At that time in 1941, Britain and its Empire was on its knees with German forces controlling Continental Europe and hopes of American military intervention still a distant dream. If such a meeting did take place, the idea that a British prime minister would have contemplated a deal with the most infamous regime of the 20th Century would have been something that British Intelligence would have gone to great lengths to keep secret after the war even now when most secret documents relating to the period have been declassified.
"There are occasional incidents where things are so embarrassing that there's just every determination to eradicate every scrap of evidence," said Professor Aldridge.

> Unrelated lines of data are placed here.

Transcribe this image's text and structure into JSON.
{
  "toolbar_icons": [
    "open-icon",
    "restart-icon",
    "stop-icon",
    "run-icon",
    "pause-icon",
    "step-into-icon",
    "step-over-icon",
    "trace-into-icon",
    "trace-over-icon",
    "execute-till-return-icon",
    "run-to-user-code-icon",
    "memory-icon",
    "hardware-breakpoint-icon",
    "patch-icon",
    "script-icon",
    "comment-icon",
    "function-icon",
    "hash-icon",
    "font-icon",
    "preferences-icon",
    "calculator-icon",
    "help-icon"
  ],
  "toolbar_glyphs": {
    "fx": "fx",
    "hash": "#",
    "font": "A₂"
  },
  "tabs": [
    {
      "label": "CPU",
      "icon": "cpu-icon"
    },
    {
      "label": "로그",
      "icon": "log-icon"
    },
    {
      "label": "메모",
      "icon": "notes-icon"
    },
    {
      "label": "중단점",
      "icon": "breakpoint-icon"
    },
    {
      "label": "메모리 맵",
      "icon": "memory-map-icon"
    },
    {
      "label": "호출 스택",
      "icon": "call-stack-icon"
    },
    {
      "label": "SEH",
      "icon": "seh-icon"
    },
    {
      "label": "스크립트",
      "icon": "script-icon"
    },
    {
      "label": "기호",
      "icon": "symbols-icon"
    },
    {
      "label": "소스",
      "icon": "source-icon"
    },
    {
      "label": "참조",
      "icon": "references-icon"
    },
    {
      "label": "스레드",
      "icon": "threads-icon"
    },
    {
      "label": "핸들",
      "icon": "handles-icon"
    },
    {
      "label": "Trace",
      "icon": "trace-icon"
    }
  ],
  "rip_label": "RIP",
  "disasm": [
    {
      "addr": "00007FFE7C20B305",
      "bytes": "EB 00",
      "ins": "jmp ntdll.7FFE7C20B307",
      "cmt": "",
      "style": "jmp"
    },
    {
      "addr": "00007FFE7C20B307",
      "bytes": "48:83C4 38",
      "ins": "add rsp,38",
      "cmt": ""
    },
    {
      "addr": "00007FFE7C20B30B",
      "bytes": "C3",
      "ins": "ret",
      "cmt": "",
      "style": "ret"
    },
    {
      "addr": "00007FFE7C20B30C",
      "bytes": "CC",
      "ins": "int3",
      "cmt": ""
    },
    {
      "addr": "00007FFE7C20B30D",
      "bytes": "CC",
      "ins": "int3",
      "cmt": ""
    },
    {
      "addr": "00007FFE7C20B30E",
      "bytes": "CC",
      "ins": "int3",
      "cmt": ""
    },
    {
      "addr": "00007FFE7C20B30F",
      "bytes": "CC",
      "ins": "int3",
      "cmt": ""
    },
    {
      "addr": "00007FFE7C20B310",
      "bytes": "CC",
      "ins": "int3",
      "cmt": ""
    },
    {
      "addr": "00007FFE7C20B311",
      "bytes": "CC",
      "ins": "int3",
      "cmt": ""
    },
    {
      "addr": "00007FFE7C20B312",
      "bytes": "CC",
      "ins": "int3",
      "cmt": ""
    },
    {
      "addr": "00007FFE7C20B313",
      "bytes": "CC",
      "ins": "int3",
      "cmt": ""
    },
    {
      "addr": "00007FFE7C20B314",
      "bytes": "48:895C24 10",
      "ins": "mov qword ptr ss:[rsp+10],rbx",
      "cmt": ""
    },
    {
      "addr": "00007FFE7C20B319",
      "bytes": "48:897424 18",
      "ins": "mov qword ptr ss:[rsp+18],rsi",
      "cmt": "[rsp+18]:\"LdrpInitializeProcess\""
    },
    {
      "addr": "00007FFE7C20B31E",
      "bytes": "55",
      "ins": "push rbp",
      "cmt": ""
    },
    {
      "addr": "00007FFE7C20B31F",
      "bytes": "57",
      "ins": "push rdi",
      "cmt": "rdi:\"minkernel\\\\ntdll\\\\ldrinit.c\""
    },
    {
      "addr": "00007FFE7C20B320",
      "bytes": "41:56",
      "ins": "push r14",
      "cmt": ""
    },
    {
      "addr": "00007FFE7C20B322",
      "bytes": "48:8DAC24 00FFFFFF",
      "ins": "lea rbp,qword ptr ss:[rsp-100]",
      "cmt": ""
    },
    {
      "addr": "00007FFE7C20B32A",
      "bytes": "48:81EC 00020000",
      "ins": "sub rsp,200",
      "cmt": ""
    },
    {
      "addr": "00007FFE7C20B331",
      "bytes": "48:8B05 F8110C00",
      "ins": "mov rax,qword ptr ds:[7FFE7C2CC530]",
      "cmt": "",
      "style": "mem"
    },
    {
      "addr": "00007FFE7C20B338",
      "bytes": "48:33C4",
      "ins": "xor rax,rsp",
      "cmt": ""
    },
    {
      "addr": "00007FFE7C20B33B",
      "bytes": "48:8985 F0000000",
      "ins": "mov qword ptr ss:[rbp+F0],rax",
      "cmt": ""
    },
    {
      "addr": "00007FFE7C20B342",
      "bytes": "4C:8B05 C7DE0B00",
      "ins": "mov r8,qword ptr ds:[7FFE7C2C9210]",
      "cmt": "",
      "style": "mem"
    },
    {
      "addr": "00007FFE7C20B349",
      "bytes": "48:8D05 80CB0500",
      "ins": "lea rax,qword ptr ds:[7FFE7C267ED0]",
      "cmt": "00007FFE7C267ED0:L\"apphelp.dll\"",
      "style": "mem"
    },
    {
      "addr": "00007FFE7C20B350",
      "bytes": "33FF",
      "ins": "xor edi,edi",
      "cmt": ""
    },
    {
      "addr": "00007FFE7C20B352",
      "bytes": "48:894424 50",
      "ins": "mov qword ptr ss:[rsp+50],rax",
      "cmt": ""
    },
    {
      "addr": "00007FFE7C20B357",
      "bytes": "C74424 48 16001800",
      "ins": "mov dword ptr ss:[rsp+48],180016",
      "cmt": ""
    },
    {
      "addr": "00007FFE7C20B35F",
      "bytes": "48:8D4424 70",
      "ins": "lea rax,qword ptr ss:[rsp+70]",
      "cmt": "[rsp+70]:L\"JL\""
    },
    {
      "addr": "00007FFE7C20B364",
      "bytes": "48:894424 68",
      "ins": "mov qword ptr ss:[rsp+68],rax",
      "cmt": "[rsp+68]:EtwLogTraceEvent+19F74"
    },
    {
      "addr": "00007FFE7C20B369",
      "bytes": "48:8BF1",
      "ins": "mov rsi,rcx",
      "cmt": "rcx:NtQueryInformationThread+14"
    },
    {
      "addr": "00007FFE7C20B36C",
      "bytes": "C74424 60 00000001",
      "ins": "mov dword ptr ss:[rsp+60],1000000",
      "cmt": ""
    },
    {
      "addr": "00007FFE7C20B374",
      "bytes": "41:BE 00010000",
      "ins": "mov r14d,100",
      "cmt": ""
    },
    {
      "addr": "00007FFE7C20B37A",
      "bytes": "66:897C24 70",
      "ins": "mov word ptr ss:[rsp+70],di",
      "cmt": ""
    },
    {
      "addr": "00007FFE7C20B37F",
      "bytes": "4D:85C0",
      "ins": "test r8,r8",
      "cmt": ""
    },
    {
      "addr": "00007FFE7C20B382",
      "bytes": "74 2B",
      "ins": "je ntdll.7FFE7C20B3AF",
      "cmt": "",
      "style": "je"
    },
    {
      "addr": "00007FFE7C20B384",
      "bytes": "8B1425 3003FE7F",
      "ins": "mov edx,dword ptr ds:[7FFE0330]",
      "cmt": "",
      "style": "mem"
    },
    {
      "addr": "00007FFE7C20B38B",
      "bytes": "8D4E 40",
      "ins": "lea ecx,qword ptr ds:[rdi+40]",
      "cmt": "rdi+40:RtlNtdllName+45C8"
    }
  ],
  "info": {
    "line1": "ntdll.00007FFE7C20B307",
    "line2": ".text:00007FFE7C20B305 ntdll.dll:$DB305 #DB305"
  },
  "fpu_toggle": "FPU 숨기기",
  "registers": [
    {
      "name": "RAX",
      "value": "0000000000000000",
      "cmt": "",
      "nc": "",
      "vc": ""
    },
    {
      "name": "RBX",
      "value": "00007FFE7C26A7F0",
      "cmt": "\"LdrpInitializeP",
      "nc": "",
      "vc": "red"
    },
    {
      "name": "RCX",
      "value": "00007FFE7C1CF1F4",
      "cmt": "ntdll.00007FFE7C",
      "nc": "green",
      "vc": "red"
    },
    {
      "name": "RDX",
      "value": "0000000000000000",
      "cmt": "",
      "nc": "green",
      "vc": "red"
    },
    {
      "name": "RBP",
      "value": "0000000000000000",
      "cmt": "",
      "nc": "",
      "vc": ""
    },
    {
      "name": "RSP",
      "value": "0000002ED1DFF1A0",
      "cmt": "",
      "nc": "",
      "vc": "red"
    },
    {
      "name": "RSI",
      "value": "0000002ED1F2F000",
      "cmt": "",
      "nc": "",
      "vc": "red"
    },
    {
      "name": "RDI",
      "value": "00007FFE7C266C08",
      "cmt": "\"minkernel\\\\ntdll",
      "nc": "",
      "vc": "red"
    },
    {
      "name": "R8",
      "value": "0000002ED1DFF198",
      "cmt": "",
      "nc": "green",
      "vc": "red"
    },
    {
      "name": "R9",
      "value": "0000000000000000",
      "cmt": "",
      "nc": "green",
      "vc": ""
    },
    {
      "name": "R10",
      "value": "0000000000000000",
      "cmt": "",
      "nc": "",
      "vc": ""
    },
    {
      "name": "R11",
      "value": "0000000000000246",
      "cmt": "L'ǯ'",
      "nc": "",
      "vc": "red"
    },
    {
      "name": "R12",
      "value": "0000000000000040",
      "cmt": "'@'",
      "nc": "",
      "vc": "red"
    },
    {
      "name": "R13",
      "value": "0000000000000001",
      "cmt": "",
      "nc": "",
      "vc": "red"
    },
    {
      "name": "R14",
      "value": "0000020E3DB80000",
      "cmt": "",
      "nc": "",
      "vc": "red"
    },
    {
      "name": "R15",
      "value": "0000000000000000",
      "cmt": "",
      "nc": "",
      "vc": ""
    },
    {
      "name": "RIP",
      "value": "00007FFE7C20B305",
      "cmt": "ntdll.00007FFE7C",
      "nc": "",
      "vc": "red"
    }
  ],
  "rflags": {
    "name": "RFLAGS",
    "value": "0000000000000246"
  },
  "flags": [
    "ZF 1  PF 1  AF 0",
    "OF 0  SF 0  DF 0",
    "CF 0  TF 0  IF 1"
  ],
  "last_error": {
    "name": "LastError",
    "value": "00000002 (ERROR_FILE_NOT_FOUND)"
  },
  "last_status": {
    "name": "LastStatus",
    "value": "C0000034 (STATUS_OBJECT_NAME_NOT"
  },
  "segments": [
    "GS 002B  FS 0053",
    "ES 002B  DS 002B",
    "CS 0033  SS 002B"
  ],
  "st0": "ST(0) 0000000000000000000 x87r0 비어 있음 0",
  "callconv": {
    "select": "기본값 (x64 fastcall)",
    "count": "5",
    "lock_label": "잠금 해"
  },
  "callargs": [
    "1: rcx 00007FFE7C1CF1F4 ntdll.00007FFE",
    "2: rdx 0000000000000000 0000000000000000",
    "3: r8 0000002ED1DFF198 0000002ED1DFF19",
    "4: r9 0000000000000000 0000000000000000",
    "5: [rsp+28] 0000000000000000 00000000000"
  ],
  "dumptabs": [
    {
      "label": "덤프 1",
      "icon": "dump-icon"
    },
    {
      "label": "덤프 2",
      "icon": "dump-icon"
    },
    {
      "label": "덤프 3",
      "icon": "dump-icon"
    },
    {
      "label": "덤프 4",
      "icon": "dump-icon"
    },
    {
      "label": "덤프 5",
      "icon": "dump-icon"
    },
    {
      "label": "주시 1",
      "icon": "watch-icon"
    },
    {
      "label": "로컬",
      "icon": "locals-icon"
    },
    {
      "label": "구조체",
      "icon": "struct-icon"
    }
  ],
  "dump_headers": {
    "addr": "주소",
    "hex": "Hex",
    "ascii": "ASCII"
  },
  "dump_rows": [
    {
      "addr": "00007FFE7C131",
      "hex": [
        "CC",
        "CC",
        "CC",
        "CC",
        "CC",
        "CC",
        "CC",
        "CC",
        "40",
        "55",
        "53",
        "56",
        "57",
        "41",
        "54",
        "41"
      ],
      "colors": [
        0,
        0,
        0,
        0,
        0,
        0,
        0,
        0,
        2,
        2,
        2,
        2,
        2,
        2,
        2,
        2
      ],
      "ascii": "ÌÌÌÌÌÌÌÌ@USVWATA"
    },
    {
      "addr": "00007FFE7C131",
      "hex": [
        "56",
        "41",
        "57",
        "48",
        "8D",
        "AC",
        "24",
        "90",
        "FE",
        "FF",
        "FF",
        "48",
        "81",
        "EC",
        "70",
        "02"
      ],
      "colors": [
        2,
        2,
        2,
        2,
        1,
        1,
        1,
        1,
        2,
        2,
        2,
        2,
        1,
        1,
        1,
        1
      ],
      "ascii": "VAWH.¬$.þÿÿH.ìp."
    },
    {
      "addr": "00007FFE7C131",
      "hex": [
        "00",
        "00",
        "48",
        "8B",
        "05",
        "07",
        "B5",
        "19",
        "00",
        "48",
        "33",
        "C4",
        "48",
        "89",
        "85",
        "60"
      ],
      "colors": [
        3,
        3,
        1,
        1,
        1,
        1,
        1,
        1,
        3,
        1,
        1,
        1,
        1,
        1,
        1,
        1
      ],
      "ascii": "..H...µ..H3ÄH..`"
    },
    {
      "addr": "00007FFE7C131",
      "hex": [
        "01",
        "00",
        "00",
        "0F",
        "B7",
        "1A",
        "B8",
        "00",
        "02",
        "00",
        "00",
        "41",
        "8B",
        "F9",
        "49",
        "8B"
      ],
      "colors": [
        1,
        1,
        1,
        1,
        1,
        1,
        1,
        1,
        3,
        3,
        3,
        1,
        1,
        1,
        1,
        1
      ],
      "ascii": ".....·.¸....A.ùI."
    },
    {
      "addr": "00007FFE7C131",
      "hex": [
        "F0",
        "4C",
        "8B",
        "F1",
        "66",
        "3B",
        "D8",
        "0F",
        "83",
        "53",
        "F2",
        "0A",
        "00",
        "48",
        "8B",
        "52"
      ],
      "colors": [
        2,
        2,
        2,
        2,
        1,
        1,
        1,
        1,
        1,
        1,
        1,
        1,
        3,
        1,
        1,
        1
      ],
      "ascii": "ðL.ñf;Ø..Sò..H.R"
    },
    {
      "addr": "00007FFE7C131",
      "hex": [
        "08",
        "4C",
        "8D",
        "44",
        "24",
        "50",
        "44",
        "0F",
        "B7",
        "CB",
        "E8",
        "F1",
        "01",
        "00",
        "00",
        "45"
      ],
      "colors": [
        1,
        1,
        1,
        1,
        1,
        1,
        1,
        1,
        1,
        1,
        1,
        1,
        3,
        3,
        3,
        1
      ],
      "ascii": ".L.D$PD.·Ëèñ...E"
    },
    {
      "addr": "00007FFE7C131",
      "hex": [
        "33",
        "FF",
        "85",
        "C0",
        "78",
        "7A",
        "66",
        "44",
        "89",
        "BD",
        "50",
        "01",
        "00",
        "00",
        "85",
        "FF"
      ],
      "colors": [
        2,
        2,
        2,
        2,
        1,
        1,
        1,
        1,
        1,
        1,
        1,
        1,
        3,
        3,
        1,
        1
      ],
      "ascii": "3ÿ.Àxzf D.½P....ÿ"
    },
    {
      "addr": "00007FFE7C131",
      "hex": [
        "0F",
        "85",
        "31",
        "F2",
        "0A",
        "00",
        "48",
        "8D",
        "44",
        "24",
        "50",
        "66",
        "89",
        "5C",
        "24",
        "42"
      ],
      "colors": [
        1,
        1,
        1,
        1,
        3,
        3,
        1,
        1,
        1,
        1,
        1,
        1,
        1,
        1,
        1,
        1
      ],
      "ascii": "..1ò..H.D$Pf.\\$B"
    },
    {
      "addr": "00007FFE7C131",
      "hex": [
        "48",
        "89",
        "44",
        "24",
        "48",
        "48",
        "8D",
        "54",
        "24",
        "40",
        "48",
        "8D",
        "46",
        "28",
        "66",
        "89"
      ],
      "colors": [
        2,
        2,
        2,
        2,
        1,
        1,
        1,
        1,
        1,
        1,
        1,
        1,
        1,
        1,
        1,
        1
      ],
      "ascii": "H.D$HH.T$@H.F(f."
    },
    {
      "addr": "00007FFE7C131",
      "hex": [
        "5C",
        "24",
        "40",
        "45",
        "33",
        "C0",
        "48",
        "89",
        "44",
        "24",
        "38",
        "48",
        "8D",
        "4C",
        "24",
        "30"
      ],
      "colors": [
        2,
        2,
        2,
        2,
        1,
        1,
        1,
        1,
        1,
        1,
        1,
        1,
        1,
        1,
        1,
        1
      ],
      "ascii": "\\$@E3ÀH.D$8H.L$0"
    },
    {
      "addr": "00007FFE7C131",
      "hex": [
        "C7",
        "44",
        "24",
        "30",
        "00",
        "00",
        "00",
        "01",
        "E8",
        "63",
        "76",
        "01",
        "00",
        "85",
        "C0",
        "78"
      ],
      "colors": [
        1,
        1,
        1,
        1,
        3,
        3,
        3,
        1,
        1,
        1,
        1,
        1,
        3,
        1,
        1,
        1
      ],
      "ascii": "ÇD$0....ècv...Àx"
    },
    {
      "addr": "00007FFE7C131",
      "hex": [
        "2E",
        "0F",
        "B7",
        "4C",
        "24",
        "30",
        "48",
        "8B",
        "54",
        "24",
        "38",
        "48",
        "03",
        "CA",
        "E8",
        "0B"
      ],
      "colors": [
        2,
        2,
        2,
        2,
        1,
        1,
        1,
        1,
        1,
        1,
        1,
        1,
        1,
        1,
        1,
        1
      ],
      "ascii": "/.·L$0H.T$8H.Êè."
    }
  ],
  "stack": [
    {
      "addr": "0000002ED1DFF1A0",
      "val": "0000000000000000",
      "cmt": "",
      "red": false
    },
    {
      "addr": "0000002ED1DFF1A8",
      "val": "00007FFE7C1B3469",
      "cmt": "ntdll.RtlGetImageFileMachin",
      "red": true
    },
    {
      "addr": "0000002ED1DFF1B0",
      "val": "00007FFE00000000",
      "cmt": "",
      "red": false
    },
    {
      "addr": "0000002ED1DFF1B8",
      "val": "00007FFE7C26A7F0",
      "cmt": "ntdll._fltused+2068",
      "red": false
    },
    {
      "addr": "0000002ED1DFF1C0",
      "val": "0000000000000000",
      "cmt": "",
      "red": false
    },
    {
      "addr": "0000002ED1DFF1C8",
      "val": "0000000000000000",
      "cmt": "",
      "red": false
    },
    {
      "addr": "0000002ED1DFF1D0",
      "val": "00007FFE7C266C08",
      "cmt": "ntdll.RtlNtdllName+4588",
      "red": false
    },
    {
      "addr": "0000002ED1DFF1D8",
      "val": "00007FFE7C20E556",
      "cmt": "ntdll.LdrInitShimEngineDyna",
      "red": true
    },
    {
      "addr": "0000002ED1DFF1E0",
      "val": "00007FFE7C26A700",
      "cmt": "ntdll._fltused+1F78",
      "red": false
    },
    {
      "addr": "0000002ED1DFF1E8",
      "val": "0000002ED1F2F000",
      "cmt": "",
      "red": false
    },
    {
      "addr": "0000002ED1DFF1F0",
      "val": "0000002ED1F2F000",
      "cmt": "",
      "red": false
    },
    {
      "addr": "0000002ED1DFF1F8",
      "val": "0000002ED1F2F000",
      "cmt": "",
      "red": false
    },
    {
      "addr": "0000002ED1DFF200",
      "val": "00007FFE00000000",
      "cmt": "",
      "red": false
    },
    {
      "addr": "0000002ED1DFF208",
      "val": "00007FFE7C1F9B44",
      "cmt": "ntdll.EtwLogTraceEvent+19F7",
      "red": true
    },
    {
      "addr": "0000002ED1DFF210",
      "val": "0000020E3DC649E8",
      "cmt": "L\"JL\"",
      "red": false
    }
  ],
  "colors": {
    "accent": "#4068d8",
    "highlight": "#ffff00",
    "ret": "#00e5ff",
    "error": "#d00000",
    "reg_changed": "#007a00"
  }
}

"It's a scenario, a hypothesis. It bears further investigation."
The letter mentioning Hess dates from January 23, 1987, and was written by the owner of Tower House, a Mr W Jones, to inform his neighbours of his plans to demolish the building and erect luxury apartments on the site. Mr Jones was the managing director of WH Jones and Co, an export, finance and banking company run from the four-storey building, and later went on to stand as a Liberal Democrat for the Chipping Barnet seat.
It reads: "We purchased 'Tower House' in 1953 and have operated from here ever since. It was built many years ago as a private house. In 1939 it was a boys' boarding school. During the war it was at different times a blood transfusion centre, a fire service station (hence the corrugated iron sheds) and a prisoner of war cage (Hess was brought here for interrogation after he flew to Scotland). After that it was unoccupied and derelict until we took it over."
Kenneth Satchell, now 94, and living in Vincent Close, New Barnet, was a fireman based at Tower House during the war.
"It amazes me to hear that," he said. "It was quite busy. A lot of people would have been up through the night."
He said that during the war construction workers worked through the night to make alterations to the house, building living quarters, kitchens, showers and toilets.
"After the fire service made those alterations, anything like that would have been ideal [for keeping prisoners]," he said.
Mr Satchell added that he knew Mr Jones. He stood for Parliament for the Liberal Party in Chipping Barnet, and was a well-respected man the sort of man who knew what he was talking about and would not make up stories.
Local historian, John Heathfield, said there were far more suitable venues for such a meeting in the London area, such as the MI5 safe house in Kensington.
"Most of the big houses at Totteridge were requisitioned by the forces during the war. I'd have chosen a house with a long drive. You would wonder why they'd choose a fire station."
But he did add that it was not impossible: "The point about secret places is that they were secret to everybody."